Wer was werden will, greift zum betörenden Parfüm, verströmt den unwiderstehlichen Duft. So jedenfalls will es die Kosmetikindustrie.

Überzeugt von der Wirkung berauschender Düfte ist neuerdings auch der Agrarwirtschaftler Keith Cummins von der Auburn Universität im US-Bundesstaat Alabama. Cummins beschäftigt sich mit der Milchproduktion von Kühen. Aber nicht er besprüht sich mit Wohlgerüchen nach getaner Arbeit im Kuhstall, sondern behandelt seine Kühe mit süßen Duftstoffen.

„Kühe“, erklärt Cummins, „sind äußerst soziale Tiere. Sie haben eine strenge soziale Hierarchie.“ Innerhalb einer Herde (Feministinnen, hört her!) treten alle Charaktertypen von sehr dominant bis extrem unterwürfig auf. Kühe können sich an die soziale Struktur einer Gruppe erinnern, auch wenn die Herdenmitglieder getrennt und erst nach mehreren Tagen wieder vereint werden.

Nun ist bekannt, daß die Hörner, das Alter der Tiere und ihr Körpergewicht bei der Erstellung der „Hackordnung“ eine Rolle spielen. Cummins wollte wissen, ob auch der stark ausgeprägte Geruchssinn zur sozialen Stellung beiträgt. Er nahm die dominierenden Kühe einer Herde, malte einige mit Wasserfarben schwarz oder weiß an, besprühte andere mit Anisöl, behandelte eine dritte Gruppe sowohl Farbe als auch mit Anisöl, und vereinte die Herde wieder. Cummins: „Wir dachten, daß die Kühe nicht erkannt würden und um ihre Stellung in der Herde kämpfen müßten.“

Weit gefehlt: Die bepinselten Kühe wurden ohne Probleme in ihre alte Stellung aufgenommen. Die nach Bonbon duftenden Tiere, ob angemalt oder nicht, lösten eine merkwürdige Reaktion aus: Die Herde reagierte ähnlich wie die Mitglieder einer angeblich weiseren Spezies, wenn plötzlich das Licht in einem vollen Saal erlischt - alles erstarrte.

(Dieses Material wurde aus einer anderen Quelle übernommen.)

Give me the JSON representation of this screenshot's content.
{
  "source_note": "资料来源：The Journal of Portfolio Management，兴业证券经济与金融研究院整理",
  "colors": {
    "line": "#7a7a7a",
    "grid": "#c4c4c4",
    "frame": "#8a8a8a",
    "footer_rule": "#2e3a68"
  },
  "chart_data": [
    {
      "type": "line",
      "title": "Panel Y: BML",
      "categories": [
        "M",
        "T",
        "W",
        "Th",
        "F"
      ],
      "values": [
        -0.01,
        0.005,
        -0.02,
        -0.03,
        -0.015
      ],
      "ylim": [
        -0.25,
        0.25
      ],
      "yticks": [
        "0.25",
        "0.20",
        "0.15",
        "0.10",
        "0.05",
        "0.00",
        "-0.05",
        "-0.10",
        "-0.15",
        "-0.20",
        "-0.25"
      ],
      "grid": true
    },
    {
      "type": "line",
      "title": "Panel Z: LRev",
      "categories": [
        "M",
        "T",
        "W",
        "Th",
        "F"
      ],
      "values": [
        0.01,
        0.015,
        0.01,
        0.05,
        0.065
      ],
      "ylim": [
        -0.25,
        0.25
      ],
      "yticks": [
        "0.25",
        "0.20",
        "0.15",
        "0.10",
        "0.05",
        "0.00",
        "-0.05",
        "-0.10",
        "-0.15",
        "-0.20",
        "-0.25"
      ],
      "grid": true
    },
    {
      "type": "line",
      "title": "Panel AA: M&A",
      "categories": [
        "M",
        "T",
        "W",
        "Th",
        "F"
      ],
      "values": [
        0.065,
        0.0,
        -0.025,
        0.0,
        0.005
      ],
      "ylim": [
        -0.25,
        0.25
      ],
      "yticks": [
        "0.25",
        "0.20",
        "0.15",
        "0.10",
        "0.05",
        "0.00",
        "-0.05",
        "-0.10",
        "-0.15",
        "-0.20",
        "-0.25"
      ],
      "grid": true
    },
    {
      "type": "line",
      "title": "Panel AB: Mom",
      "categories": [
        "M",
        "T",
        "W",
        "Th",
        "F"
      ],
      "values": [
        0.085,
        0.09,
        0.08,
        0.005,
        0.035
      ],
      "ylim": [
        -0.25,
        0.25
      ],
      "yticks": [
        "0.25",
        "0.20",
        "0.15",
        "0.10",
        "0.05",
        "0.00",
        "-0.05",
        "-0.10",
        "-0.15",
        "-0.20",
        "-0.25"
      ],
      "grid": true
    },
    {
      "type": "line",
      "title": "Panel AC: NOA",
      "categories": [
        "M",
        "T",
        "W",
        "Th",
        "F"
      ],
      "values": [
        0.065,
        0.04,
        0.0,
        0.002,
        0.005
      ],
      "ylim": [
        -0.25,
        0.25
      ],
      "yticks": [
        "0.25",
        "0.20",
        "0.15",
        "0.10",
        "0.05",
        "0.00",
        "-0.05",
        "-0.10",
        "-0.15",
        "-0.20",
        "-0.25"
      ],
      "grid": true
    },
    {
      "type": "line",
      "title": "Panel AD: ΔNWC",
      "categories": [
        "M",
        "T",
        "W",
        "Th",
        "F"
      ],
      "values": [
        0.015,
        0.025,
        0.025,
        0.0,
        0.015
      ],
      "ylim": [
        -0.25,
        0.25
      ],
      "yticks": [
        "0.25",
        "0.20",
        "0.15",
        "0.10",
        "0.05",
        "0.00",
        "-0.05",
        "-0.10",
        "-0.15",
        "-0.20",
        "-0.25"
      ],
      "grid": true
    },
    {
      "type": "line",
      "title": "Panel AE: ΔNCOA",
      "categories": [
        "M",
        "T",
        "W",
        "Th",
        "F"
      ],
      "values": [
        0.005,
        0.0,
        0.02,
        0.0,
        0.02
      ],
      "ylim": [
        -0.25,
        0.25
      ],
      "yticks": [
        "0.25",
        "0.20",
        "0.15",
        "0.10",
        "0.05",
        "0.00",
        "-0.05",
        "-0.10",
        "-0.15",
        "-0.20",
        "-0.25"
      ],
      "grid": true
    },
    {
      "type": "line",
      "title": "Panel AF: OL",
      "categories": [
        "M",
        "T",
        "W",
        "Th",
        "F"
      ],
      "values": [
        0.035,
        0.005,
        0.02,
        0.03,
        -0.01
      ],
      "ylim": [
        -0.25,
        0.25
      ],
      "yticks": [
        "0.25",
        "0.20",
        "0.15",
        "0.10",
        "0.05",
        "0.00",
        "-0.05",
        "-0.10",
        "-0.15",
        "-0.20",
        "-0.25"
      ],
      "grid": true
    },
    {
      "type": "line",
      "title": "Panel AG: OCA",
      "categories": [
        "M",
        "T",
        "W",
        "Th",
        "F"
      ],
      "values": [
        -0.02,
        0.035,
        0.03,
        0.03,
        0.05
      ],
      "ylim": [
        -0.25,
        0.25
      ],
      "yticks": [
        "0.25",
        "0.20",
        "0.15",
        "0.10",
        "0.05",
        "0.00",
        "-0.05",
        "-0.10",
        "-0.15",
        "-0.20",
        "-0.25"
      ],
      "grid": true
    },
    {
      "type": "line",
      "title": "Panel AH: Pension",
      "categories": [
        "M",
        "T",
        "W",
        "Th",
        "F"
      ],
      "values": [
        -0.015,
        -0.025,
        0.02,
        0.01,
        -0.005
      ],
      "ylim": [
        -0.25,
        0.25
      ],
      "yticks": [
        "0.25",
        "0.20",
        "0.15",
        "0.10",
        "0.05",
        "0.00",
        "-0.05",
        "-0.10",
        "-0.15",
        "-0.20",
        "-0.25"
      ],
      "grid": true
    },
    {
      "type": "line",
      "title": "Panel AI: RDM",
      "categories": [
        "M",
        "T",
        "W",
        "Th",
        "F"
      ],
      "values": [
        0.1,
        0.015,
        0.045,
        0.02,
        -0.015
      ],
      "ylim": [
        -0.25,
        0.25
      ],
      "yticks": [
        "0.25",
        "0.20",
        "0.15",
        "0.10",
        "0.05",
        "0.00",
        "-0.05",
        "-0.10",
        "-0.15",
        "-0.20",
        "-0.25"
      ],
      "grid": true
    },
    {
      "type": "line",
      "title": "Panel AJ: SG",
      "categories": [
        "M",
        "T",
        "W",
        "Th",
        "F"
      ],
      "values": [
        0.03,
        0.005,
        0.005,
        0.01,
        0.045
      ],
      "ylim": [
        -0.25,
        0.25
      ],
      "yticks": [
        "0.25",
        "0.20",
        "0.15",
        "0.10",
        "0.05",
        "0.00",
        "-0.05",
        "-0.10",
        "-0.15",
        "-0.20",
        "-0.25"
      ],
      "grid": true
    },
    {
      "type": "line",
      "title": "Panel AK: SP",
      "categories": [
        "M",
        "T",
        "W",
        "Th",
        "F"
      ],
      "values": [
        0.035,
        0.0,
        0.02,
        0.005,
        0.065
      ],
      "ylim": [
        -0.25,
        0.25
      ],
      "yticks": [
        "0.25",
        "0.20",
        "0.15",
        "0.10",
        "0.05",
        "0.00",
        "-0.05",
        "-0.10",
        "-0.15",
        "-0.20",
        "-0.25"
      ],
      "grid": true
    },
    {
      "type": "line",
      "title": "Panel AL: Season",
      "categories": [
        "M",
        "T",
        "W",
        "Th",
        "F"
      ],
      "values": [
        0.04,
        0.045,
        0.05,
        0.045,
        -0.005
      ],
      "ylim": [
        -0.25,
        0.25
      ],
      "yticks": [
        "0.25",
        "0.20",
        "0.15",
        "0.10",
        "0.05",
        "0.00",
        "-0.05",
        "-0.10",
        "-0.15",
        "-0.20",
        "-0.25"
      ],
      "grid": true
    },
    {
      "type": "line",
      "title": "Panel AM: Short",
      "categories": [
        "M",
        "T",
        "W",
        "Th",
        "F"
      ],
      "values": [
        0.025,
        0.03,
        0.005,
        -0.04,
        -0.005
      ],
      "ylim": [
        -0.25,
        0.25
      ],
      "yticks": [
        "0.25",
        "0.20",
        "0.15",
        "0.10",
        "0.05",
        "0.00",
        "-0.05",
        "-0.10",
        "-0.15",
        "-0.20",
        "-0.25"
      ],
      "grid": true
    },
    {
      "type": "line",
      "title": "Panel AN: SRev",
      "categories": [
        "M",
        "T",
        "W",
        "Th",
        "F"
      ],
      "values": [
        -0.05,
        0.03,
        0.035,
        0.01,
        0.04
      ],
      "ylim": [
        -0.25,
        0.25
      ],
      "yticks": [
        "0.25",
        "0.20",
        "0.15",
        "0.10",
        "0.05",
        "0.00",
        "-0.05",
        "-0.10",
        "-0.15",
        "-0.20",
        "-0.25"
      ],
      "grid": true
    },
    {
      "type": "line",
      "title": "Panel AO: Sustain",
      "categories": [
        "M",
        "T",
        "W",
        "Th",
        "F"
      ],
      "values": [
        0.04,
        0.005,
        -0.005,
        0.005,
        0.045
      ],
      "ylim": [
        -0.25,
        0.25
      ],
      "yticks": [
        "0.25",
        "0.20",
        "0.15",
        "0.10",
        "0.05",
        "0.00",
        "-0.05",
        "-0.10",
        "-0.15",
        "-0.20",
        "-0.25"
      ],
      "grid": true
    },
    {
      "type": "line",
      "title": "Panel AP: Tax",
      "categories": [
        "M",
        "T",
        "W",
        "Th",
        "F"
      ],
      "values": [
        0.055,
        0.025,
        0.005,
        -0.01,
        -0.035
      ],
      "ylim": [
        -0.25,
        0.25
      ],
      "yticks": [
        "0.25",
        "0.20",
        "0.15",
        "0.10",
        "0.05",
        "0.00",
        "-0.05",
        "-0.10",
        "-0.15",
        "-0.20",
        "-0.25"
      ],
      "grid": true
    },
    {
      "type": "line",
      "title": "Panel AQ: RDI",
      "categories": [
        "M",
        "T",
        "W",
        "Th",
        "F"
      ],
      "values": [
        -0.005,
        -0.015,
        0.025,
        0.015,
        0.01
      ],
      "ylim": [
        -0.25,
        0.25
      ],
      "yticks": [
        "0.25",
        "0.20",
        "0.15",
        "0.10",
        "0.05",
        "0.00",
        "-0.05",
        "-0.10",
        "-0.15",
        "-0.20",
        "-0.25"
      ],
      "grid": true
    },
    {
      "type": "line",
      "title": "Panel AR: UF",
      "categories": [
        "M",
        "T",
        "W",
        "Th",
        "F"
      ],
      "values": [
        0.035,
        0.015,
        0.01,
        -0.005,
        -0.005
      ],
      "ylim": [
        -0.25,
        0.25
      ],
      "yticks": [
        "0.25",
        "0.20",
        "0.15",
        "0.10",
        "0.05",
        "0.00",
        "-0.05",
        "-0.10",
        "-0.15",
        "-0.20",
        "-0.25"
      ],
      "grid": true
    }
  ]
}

Die duftenden Kühe wurden zwar neugierig beschnuppert, versuchten aber nicht ihre dominante Stellung wieder einzunehmen. Erst nach mehreren Tagen, als der Duft sich in Nichts aufgelöst hatte, war die alte soziale Ordnung wiederhergestellt - ohne Knüffe und Püffe.

Nun werden Milchkühe normalerweise aus den verschiedensten Gründen oft umgruppiert. Das führt zu Konflikten. Bis die neue soziale Hierarchie erstellt ist, dauert es einige Tage. Das geht nicht nur an die Nieren, sondern auch an die Euter. Die aufgeregten Kühe geben bis zu zwei Liter weniger Milch am Tag.

Mit Anisöl behandelte Kühe, dies fand Cummins in weiteren Versuchen heraus, bleiben nach der Umgruppierung zufrieden und bauen ihre neue Sozialstruktur ohne Aggression - und Milchverlust - wieder auf. Die Kosmetikindustrie wird also demnächst auch in Kuhställen einen betörenden Werbefeldzug führen können: Darf es Muh de Cologne sein oder vielleich Kuhnel No. 5?